Hate and a Half - BlacKkKlansman
Spike Lee is arguably the most decorated Black filmmaker of all-time, but his track record over the years is filled with as many misfires as hits. For every Do The Right Thing, there is a She Hate Me, working to undo what is still a special legacy. When his films don't quite work, it is largely a function of over-indulgence. He is never shy to 'go for it,' sometimes to the point of excess. Misguided musical interludes, lengthy speeches and over-stylized elements have all cropped up in various forms throughout his career, so any time he is back with a new film, there's always the question whether we will get the 'Good Spike' or the 'Bad Spike.' It doesn’t take long to realize, this is the former through and through. This time, when speeches stretch on in a Tarantino-like fashion, it is actually furthering the feel. The film carries a number of Spike Lee's trademark directorial devices, but none feel overwrought and they are all in service of an inarguably compelling narrative.
The premise of the film is that it is based on the true events surrounding a Black police officer infiltrating the Ku Klux Klan. Ron Stallworth (played by John David Washington) is an undercover police officer who one day decides to respond to an ad in the paper soliciting people to join the secretive KKK. Unable to tell that Ron is Black, they agree to meet with him. For obvious reasons, they can't send Ron, so they send his White partner, Flip (played impeccably by Adam Driver). The pair split duties like this (phone and in-person) throughout the movie. Their goal is to investigate any potential violence the KKK might be planning, but they must evade detection at every step.

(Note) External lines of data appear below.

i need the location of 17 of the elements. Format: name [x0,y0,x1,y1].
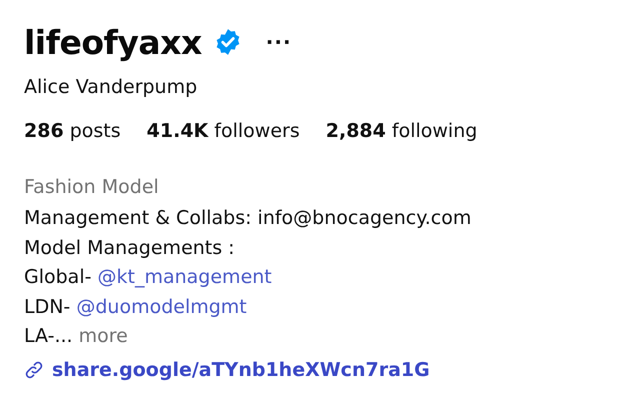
stat-count[interactable]: 286 posts [24,120,121,142]
category-label: Fashion Model [24,176,160,198]
bio-text: Model Managements : [24,236,235,258]
stat-count[interactable]: 41.4K followers [146,120,300,142]
full-name: Alice Vanderpump [24,76,198,98]
bio-text: Global- [24,266,92,288]
more-options-button[interactable]: ··· [266,30,292,54]
bio-text: Management & Collabs: info@bnocagency.com [24,207,472,229]
more-link[interactable]: more [78,325,128,347]
mention-link[interactable]: @duomodelmgmt [76,296,247,318]
stat-count[interactable]: 2,884 following [326,120,478,142]
website-link[interactable]: share.google/aTYnb1heXWcn7ra1G [52,356,430,385]
bio-text: LDN- [24,296,70,318]
mention-link[interactable]: @kt_management [98,266,272,288]
bio-text: LA-... [24,325,73,347]
link-icon [24,360,44,380]
username: lifeofyaxx [24,22,202,62]
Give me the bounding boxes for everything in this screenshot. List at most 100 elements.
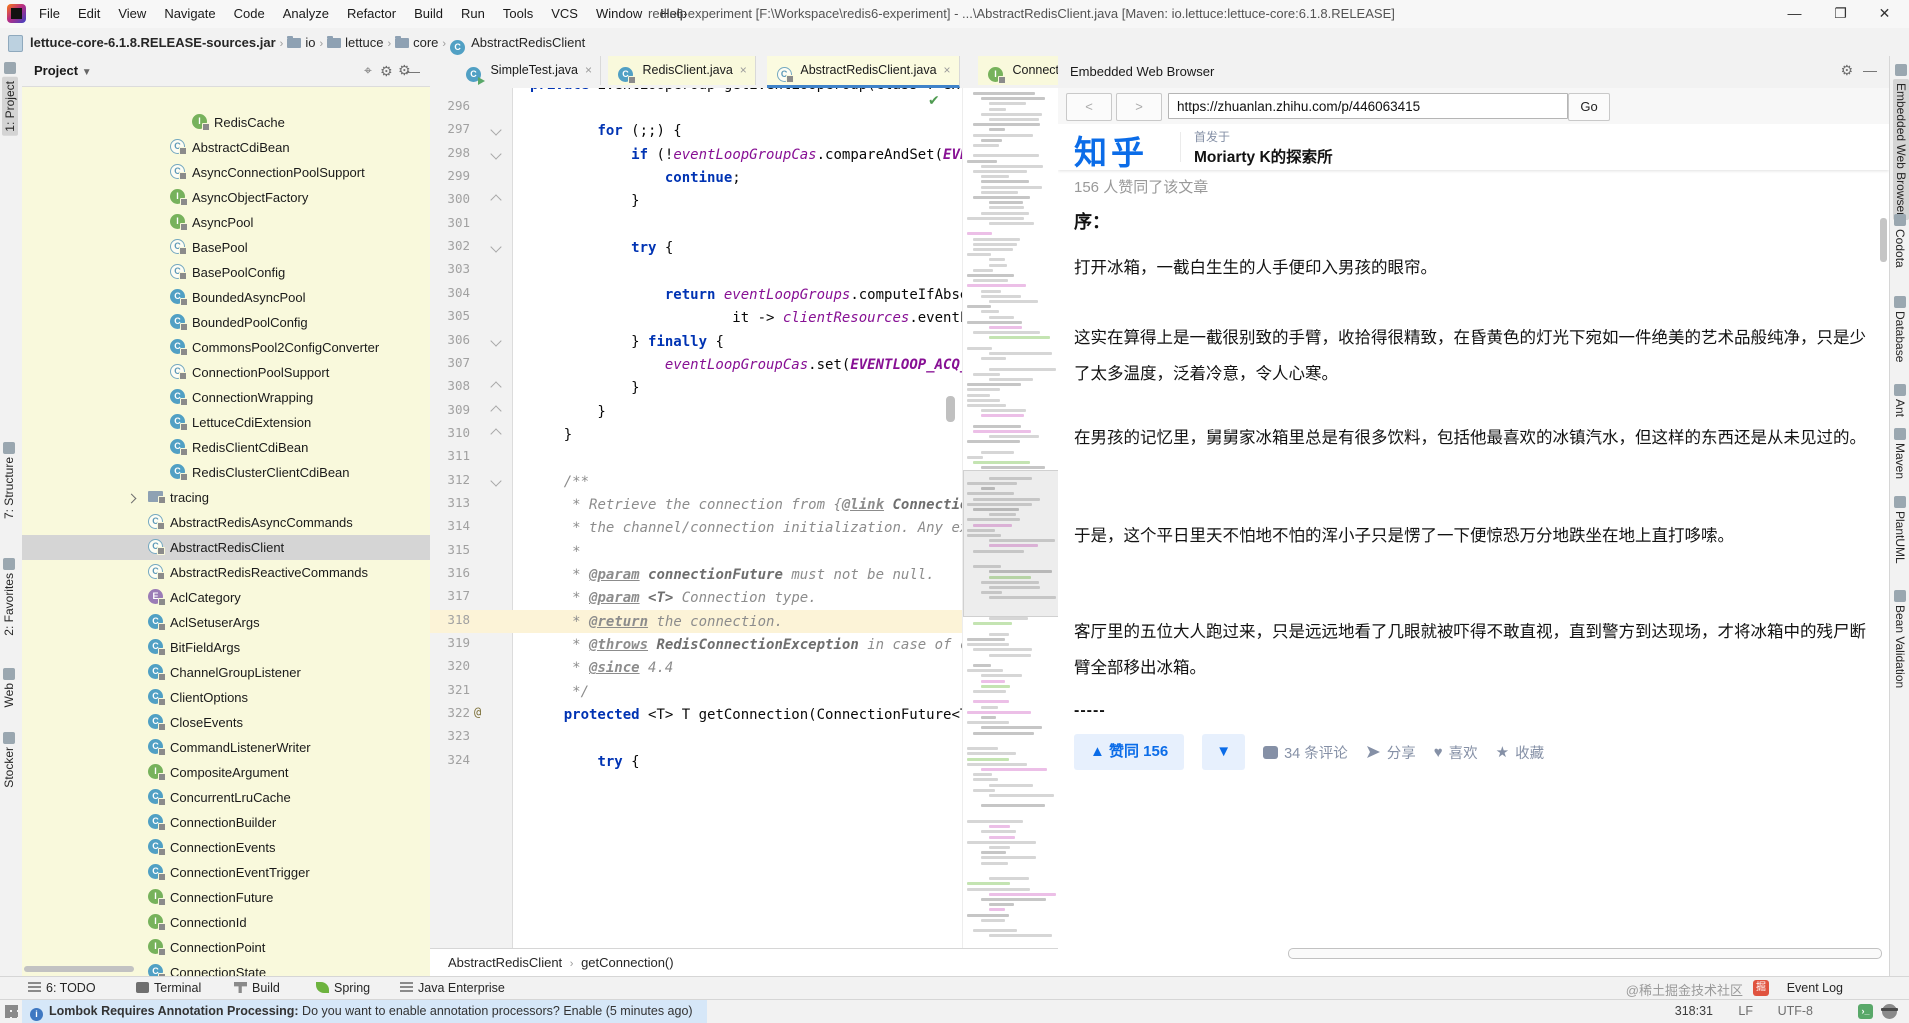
tree-item-AbstractRedisReactiveCommands[interactable]: C AbstractRedisReactiveCommands	[22, 560, 430, 585]
tool-button-build[interactable]: Build	[234, 977, 280, 1000]
line-number[interactable]: 298	[430, 145, 470, 160]
menu-item-analyze[interactable]: Analyze	[274, 0, 338, 21]
tree-item-RedisClientCdiBean[interactable]: C RedisClientCdiBean	[22, 435, 430, 460]
line-number[interactable]: 308	[430, 378, 470, 393]
url-input[interactable]	[1168, 93, 1568, 119]
tree-item-BasePoolConfig[interactable]: C BasePoolConfig	[22, 260, 430, 285]
event-log-button[interactable]: Event Log	[1787, 977, 1843, 1000]
file-encoding[interactable]: UTF-8	[1778, 1000, 1813, 1023]
menu-item-vcs[interactable]: VCS	[542, 0, 587, 21]
project-tree-hscrollbar[interactable]	[24, 966, 134, 972]
line-number[interactable]: 304	[430, 285, 470, 300]
line-number[interactable]: 302	[430, 238, 470, 253]
line-number[interactable]: 303	[430, 261, 470, 276]
page-horizontal-scrollbar[interactable]	[1288, 948, 1882, 959]
line-number[interactable]: 297	[430, 121, 470, 136]
close-button[interactable]: ✕	[1862, 0, 1907, 27]
inspections-ok-icon[interactable]: ✔	[928, 92, 940, 109]
tree-item-ConnectionEvents[interactable]: C ConnectionEvents	[22, 835, 430, 860]
line-number[interactable]: 322	[430, 705, 470, 720]
tree-item-BoundedPoolConfig[interactable]: C BoundedPoolConfig	[22, 310, 430, 335]
tree-item-AsyncObjectFactory[interactable]: I AsyncObjectFactory	[22, 185, 430, 210]
tool-button-spring[interactable]: Spring	[316, 977, 370, 1000]
line-number[interactable]: 318	[430, 612, 470, 627]
sidebar-item-7-structure[interactable]: 7: Structure	[2, 442, 16, 524]
line-number[interactable]: 309	[430, 402, 470, 417]
menu-item-navigate[interactable]: Navigate	[155, 0, 224, 21]
line-number[interactable]: 324	[430, 752, 470, 767]
zhihu-logo[interactable]: 知乎	[1074, 126, 1148, 174]
maximize-button[interactable]: ❐	[1818, 0, 1863, 27]
tree-item-CommonsPool2ConfigConverter[interactable]: C CommonsPool2ConfigConverter	[22, 335, 430, 360]
line-number[interactable]: 299	[430, 168, 470, 183]
tree-item-AclSetuserArgs[interactable]: C AclSetuserArgs	[22, 610, 430, 635]
breadcrumb-folder-lettuce[interactable]: lettuce	[327, 35, 383, 50]
line-number[interactable]: 314	[430, 518, 470, 533]
tool-button-terminal[interactable]: Terminal	[136, 977, 201, 1000]
line-number[interactable]: 305	[430, 308, 470, 323]
menu-item-file[interactable]: File	[30, 0, 69, 21]
annotation-gutter-icon[interactable]: @	[474, 705, 481, 719]
sidebar-item-ant[interactable]: Ant	[1893, 384, 1907, 422]
tree-item-ConnectionWrapping[interactable]: C ConnectionWrapping	[22, 385, 430, 410]
line-number[interactable]: 296	[430, 98, 470, 113]
tree-item-AbstractCdiBean[interactable]: C AbstractCdiBean	[22, 135, 430, 160]
menu-item-window[interactable]: Window	[587, 0, 651, 21]
menu-item-run[interactable]: Run	[452, 0, 494, 21]
chevron-expand-icon[interactable]	[126, 493, 137, 504]
minimap-viewport[interactable]	[963, 470, 1059, 617]
line-number[interactable]: 311	[430, 448, 470, 463]
go-button[interactable]: Go	[1568, 93, 1610, 121]
tree-item-ConnectionFuture[interactable]: I ConnectionFuture	[22, 885, 430, 910]
hide-panel-icon[interactable]: —	[1863, 62, 1877, 78]
close-icon[interactable]: ×	[740, 63, 747, 77]
tab-AbstractRedisClient.java[interactable]: C AbstractRedisClient.java ×	[766, 56, 960, 88]
menu-item-tools[interactable]: Tools	[494, 0, 542, 21]
line-number[interactable]: 316	[430, 565, 470, 580]
line-number[interactable]: 321	[430, 682, 470, 697]
tree-item-ConnectionPoint[interactable]: I ConnectionPoint	[22, 935, 430, 960]
tree-item-LettuceCdiExtension[interactable]: C LettuceCdiExtension	[22, 410, 430, 435]
minimap[interactable]	[962, 88, 1059, 948]
status-message[interactable]: i Lombok Requires Annotation Processing: …	[22, 1000, 707, 1023]
breadcrumb-jar[interactable]: lettuce-core-6.1.8.RELEASE-sources.jar	[30, 35, 276, 50]
caret-position[interactable]: 318:31	[1675, 1000, 1713, 1023]
hide-icon[interactable]: —	[406, 63, 420, 79]
menu-item-refactor[interactable]: Refactor	[338, 0, 405, 21]
comments-button[interactable]: 34 条评论	[1263, 742, 1348, 763]
tree-item-CloseEvents[interactable]: C CloseEvents	[22, 710, 430, 735]
sidebar-item-stocker[interactable]: Stocker	[2, 732, 16, 793]
tree-item-AclCategory[interactable]: E AclCategory	[22, 585, 430, 610]
tree-item-AbstractRedisClient[interactable]: C AbstractRedisClient	[22, 535, 430, 560]
minimize-button[interactable]: —	[1772, 0, 1817, 27]
incognito-icon[interactable]	[1881, 1004, 1898, 1019]
editor-scrollbar[interactable]	[946, 396, 955, 422]
sidebar-item-2-favorites[interactable]: 2: Favorites	[2, 558, 16, 641]
tree-item-BitFieldArgs[interactable]: C BitFieldArgs	[22, 635, 430, 660]
column-name[interactable]: Moriarty K的探索所	[1194, 145, 1333, 167]
tab-SimpleTest.java[interactable]: C SimpleTest.java ×	[456, 56, 602, 85]
downvote-button[interactable]: ▼	[1202, 734, 1246, 770]
like-button[interactable]: ♥ 喜欢	[1434, 742, 1478, 763]
tool-button-java-enterprise[interactable]: Java Enterprise	[400, 977, 505, 1000]
tree-item-CompositeArgument[interactable]: I CompositeArgument	[22, 760, 430, 785]
sidebar-item-plantuml[interactable]: PlantUML	[1893, 496, 1907, 569]
line-number[interactable]: 313	[430, 495, 470, 510]
tree-item-RedisClusterClientCdiBean[interactable]: C RedisClusterClientCdiBean	[22, 460, 430, 485]
tree-item-RedisCache[interactable]: I RedisCache	[22, 110, 430, 135]
tree-item-ClientOptions[interactable]: C ClientOptions	[22, 685, 430, 710]
line-number[interactable]: 300	[430, 191, 470, 206]
tree-item-ChannelGroupListener[interactable]: C ChannelGroupListener	[22, 660, 430, 685]
line-number[interactable]: 301	[430, 215, 470, 230]
back-button[interactable]: <	[1066, 93, 1112, 121]
line-number[interactable]: 319	[430, 635, 470, 650]
sidebar-item-maven[interactable]: Maven	[1893, 428, 1907, 484]
tab-RedisClient.java[interactable]: C RedisClient.java ×	[608, 56, 756, 85]
menu-item-code[interactable]: Code	[225, 0, 274, 21]
menu-item-view[interactable]: View	[109, 0, 155, 21]
tree-item-tracing[interactable]: tracing	[22, 485, 430, 510]
line-number[interactable]: 320	[430, 658, 470, 673]
breadcrumb-class[interactable]: AbstractRedisClient	[448, 955, 562, 970]
line-number[interactable]: 307	[430, 355, 470, 370]
menu-item-edit[interactable]: Edit	[69, 0, 109, 21]
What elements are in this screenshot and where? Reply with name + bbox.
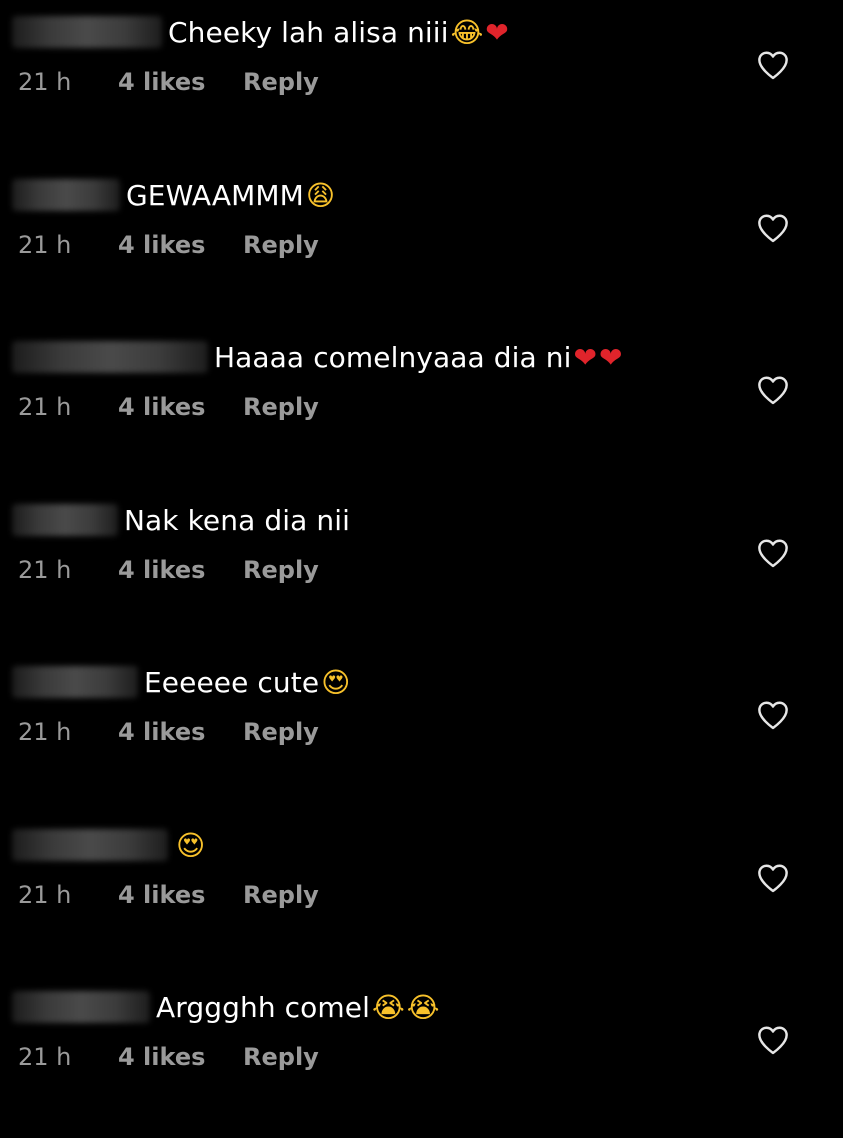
comment-line: Arggghh comel 😭 😭 [12,985,439,1029]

While the officers are investigating, tensions are growing between the KKK and the Black Student Union at Colorado College. When Ron develops feelings for the President of the Black Student Union, he must work to protect her from the KKK without revealing himself as an officer because she has as much contempt for law enforcement as the KKK has for Black people.
If separating out what did and didn't happen in a story like this is important to you, this one will give you a headache. Most of the story is invented for entertainment purposes. The central premise--Black officer infiltrates KKK--is true, but the rest is meant to maximize the drama--and does it ever.
The film takes twists and turns that reveal layers to various characters that truly give the story gravity. Flip, for instance, ends up being a deeply conflicted Jewish man with his own questions of identity; Ron ends up contemplating his place in his own community when no matter how noble his work is, his profession still makes him the enemy to many Black people. Throughout the film, wedge issues like the Vietnam War are used to ask difficult questions about identity and allegiance.
There is a lot to love here, but more than anything, Adam Driver's performance is truly special. Every time he is on screen, the stakes feel amplified. His character's convictions are doubly tested as he can, in many ways, blend in and become the face of a member of the KKK, even if his Jewish heritage would actually make him their enemy. There are scenes here that ratchet up the stakes and Driver meets them head on in a way few actors could. If there is one thing from this movie that deserves recognition, his performance is it.
If the film has a weakness, it is in the somewhat cartoonish nature of its villains. During most of the movie, their zealotry comes across as maniacal but realistic. The Third Act brings with an almost wacky level of evil that takes a little of the bite away from their villainy. Yes, there were and are people this evil, but some of their over the top glee made the action feel forced. But Lee had a point to prove, and prove it he does. This isn't hitting the audience over the head with a message, this is burying them under a mountain of messages. The contemporary commentary is impossible to miss, as characters do everything but break the fourth wall to tell you what they mean.
But regardless of how obvious some of the messaging is (looking at you, Harry Belafonte sequence), the film represents an achievement in conveying complex ideas. So much of the racial divide we experience today is a function of talking past one another. It's often not that one group hates another--it's more that they don't understand one another. We see concepts like Black Pride mistaken for a threat of violence and Black Joy mistaken for some form of provocation. It is those notes that the movie thoroughly nails. Even if we don't then need footage from Charlottesville's Unite The Right rally, that the film settles there can be forgiven. This is Spike Lee, after all.